I Married Joan – Collection One (VCI)
Picture:
C+ Sound: C+ Extras: D Episodes: C+
When I Love Lucy became a megahit for CBS,
chief rival NBC reacted quickly and obviously with I Married Joan, a show desperate to head off Lucille Ball and Desi
Arnaz. Each episode boldly announced
star Joan Davis as “America’s Queen of Comedy” with some
confidence. She would go down in history
as mostly forgotten, though her husband was played by Jim Backus, the voice of
the animated Mr. Magoo, who would later have a much bigger TV hit with the ever-silly Gilligan’s Island. VCI has issued a double DVD set of 12 I Married Joan shows that demonstrates
where the show succeeded and failed.
The
set-up here was that Joan was the kind of wife that drove her husband (Backus)
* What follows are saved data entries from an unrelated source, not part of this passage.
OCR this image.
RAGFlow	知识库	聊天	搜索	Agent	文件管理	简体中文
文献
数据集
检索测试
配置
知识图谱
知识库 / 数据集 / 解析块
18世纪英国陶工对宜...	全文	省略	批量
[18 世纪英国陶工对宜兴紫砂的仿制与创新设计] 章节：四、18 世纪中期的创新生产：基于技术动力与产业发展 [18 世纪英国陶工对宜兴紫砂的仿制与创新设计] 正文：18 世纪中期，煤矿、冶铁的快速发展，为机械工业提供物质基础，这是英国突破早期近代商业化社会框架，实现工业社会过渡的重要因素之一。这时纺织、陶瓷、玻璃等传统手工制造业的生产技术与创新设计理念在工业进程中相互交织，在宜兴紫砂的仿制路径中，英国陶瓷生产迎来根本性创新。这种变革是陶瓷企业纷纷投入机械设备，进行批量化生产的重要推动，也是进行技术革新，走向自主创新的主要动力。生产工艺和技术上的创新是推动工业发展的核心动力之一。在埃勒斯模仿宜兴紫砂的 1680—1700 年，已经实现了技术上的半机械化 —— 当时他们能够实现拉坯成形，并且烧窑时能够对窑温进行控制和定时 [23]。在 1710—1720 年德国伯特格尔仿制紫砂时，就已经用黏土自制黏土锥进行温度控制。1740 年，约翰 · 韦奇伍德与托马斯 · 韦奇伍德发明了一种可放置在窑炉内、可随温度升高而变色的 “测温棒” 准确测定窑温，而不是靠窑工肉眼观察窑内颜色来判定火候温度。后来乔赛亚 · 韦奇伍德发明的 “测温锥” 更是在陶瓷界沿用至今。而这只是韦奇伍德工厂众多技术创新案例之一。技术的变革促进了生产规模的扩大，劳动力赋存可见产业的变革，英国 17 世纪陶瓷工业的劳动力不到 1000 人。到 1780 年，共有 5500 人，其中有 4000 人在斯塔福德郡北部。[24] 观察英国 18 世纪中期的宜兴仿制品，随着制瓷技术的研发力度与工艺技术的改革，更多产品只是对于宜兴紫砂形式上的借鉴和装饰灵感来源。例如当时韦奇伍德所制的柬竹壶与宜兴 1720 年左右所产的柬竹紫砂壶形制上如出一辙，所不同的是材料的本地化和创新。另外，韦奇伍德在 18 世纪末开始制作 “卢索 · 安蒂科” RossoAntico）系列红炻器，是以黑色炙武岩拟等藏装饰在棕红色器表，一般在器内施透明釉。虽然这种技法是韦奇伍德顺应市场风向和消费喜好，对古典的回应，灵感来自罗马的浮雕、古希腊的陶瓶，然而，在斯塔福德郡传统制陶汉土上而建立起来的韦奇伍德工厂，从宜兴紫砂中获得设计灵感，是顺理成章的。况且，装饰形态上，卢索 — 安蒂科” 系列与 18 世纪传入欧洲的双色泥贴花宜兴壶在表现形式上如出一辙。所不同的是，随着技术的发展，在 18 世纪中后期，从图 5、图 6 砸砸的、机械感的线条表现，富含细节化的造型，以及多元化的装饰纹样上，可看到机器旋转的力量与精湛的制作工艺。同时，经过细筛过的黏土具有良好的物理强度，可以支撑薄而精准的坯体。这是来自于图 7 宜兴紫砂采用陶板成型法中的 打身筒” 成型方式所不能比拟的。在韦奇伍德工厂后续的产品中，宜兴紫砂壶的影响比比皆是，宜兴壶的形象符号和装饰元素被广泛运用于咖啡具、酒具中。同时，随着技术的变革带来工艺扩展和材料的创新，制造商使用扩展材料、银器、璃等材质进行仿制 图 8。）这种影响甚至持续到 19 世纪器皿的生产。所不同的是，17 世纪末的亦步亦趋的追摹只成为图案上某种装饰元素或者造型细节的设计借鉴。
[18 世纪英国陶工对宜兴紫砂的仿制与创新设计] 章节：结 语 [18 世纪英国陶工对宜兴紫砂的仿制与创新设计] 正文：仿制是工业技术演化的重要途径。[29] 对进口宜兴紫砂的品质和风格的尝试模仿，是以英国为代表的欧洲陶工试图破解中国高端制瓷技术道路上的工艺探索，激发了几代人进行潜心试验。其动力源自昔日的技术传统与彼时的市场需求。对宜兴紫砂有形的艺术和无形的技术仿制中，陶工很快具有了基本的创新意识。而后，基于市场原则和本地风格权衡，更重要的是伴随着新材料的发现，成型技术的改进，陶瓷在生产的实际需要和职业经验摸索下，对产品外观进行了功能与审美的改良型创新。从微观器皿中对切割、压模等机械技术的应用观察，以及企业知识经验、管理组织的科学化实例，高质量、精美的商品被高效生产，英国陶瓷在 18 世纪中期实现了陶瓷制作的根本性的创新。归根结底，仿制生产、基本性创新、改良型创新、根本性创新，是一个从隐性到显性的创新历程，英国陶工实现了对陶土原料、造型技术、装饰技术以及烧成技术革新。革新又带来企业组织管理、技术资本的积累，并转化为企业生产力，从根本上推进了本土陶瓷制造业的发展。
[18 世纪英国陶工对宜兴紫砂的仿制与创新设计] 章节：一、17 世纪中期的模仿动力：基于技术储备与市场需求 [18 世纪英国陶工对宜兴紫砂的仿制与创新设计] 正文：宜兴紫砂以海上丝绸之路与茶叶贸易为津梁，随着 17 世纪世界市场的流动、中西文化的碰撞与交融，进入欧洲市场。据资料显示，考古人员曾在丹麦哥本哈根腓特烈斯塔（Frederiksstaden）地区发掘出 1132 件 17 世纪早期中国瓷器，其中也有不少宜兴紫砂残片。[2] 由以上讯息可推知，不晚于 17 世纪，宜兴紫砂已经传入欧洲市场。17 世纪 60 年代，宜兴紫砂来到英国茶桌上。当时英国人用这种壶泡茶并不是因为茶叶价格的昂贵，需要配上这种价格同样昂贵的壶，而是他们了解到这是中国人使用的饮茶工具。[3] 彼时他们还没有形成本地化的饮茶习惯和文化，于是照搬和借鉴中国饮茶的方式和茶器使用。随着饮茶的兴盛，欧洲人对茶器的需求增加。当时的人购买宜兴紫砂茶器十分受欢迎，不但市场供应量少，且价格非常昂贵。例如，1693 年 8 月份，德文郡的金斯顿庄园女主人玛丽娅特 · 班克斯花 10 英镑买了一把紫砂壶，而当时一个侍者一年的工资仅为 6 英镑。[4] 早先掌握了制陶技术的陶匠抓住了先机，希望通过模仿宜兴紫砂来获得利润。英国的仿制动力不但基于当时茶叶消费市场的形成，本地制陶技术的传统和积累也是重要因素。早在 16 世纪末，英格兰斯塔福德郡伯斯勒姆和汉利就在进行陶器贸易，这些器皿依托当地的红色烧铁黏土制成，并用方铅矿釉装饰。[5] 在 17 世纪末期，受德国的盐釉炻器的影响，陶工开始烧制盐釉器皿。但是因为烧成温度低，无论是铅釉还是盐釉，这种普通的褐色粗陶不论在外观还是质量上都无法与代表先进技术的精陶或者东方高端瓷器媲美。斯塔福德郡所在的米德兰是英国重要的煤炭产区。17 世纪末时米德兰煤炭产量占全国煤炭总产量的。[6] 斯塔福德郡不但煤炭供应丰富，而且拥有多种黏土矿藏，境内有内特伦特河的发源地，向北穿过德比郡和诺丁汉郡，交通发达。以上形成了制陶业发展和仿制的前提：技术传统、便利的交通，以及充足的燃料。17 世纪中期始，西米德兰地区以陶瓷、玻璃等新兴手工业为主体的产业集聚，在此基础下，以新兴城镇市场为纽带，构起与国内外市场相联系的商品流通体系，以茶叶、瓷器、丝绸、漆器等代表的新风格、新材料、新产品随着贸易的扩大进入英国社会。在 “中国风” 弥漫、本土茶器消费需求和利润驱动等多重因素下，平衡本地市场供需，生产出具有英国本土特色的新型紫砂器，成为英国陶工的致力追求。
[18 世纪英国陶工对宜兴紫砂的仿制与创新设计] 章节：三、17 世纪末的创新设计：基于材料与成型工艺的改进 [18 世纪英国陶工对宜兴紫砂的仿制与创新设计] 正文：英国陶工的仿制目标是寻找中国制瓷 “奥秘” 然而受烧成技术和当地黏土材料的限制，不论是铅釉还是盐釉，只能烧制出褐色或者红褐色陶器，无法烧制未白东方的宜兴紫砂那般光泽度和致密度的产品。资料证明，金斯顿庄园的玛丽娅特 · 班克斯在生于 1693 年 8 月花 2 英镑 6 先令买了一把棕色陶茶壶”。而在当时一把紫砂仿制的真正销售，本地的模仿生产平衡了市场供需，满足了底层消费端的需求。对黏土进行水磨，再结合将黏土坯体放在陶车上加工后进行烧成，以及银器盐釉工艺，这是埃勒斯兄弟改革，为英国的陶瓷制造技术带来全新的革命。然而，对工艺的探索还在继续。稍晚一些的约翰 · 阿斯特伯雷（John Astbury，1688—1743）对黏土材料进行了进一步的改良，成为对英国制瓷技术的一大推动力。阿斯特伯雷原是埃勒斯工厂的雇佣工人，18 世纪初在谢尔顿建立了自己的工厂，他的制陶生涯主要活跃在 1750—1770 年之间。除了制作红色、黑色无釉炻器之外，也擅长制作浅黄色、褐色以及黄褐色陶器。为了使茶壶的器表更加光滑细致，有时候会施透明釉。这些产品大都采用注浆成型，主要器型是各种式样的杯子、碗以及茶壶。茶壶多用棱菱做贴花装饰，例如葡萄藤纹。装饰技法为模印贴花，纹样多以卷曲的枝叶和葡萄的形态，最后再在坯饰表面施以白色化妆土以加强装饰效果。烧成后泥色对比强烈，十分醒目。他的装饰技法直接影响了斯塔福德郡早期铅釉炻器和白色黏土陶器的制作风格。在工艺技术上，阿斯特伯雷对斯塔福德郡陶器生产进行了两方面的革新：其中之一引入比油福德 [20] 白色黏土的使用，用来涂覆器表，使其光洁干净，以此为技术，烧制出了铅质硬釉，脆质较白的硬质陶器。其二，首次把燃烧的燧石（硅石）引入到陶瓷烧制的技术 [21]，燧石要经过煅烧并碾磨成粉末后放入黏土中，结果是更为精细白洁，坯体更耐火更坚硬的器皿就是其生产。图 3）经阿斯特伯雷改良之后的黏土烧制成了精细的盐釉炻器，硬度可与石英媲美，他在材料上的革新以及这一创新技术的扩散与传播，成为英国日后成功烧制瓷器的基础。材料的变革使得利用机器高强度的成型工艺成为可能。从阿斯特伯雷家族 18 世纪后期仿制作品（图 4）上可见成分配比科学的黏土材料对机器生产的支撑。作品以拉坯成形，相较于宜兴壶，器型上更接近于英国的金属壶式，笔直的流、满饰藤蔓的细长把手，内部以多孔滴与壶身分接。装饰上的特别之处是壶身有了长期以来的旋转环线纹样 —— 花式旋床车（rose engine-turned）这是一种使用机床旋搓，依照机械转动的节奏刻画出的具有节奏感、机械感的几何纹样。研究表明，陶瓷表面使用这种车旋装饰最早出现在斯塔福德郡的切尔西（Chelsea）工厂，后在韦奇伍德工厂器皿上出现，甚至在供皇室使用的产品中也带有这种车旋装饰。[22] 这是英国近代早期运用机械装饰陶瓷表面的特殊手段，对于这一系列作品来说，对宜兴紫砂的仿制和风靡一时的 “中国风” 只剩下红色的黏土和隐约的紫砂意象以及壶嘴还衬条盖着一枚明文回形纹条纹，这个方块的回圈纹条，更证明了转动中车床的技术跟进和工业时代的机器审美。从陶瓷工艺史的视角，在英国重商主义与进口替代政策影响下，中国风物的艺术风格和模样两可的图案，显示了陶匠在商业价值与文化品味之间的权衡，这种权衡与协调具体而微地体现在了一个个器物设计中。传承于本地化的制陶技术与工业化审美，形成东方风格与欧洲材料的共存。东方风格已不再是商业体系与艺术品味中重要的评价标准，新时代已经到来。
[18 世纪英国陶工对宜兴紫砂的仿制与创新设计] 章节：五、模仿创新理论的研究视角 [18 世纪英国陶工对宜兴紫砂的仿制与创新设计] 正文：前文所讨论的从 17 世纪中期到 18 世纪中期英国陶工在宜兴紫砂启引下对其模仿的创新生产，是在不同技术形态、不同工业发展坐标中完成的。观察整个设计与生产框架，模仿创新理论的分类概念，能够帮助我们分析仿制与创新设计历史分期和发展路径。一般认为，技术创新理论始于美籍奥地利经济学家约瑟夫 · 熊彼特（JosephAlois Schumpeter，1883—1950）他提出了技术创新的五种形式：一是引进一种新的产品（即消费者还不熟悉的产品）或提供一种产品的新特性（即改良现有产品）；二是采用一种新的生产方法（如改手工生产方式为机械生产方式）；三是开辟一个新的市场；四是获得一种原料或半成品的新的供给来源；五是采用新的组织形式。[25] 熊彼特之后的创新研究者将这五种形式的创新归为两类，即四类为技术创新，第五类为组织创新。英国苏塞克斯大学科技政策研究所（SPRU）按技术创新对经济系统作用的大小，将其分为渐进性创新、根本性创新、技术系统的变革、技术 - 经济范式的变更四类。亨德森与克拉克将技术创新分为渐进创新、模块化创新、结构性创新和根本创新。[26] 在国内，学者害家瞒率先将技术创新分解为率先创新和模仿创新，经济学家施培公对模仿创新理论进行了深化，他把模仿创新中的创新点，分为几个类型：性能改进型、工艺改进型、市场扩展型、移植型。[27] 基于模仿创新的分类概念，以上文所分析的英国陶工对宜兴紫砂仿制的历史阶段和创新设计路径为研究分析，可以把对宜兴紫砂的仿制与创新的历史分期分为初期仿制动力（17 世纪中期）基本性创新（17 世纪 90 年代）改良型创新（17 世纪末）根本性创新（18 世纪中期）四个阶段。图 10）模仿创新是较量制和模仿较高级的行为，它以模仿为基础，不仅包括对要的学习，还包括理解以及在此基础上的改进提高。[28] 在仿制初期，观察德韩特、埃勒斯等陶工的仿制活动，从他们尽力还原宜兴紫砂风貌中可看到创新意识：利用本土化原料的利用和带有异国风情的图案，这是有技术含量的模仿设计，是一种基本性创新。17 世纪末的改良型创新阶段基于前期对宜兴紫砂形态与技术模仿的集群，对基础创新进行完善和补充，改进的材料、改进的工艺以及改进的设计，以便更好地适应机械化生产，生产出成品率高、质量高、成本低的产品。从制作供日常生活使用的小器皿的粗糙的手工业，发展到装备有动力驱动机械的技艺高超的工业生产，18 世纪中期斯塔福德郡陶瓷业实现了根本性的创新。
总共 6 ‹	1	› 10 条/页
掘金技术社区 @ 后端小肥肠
crazy, but he happened to be a Judge, not a band player with an accent. It is that difference in empowerment that
limited the show in being a true competitor to Lucy. For one thing, Joan
was more confident and was not childlike, looking for her husband’s
approval. She also was not trying to
spend each episode literally or figuratively escaping the kitchen (read
domestic female role). With a judge’s
income, this also lifted the couple into a higher tax bracket than the Ricardos
or Mertzes, and there is no counter-couple or anyone else to bring out more
comedy. There is no foil.
This did
not help Davis and certainly (and more evidentially) held back Backus’
comic talents, straight-jacketing them by comparison. Davis is simply not outrageous or crazy
enough and neither is the material. The
show is too serious about its domestic trappings, offering no true challenge to
it. There does not seem to be any true
character development and the comedy never gets physical enough. Though it is watchable and is professional,
it feels more like a time capsule and is not very funny. I wonder if this was that funny in its
time. Either way, I Married Joan will always be known as the show that most boldly
carbon-copied I Love Lucy and was at
the top of the many that failed. The
episodes form the 2 DVDs here include:
Prize Fighter
Wall Safe
Joan’s Haircut
Changing Houses
Talent Scout
Bad Boy
Honeymoon
Home Movies
New House
Neighbors
Alienation
Sister Pat
The full
frame image is in black and white and varies in quality from show to show, but
is above average overall. At the worst,
the grain is high and footage a couple generations down is not as clear, even
dark in parts. The Dolby Digital 2.0
Mono also fares well enough, showing its age, but usually clear enough. The only extras are a general VCI video
preview and biographies of the two leads, who were
nonetheless likable even when their show did not work.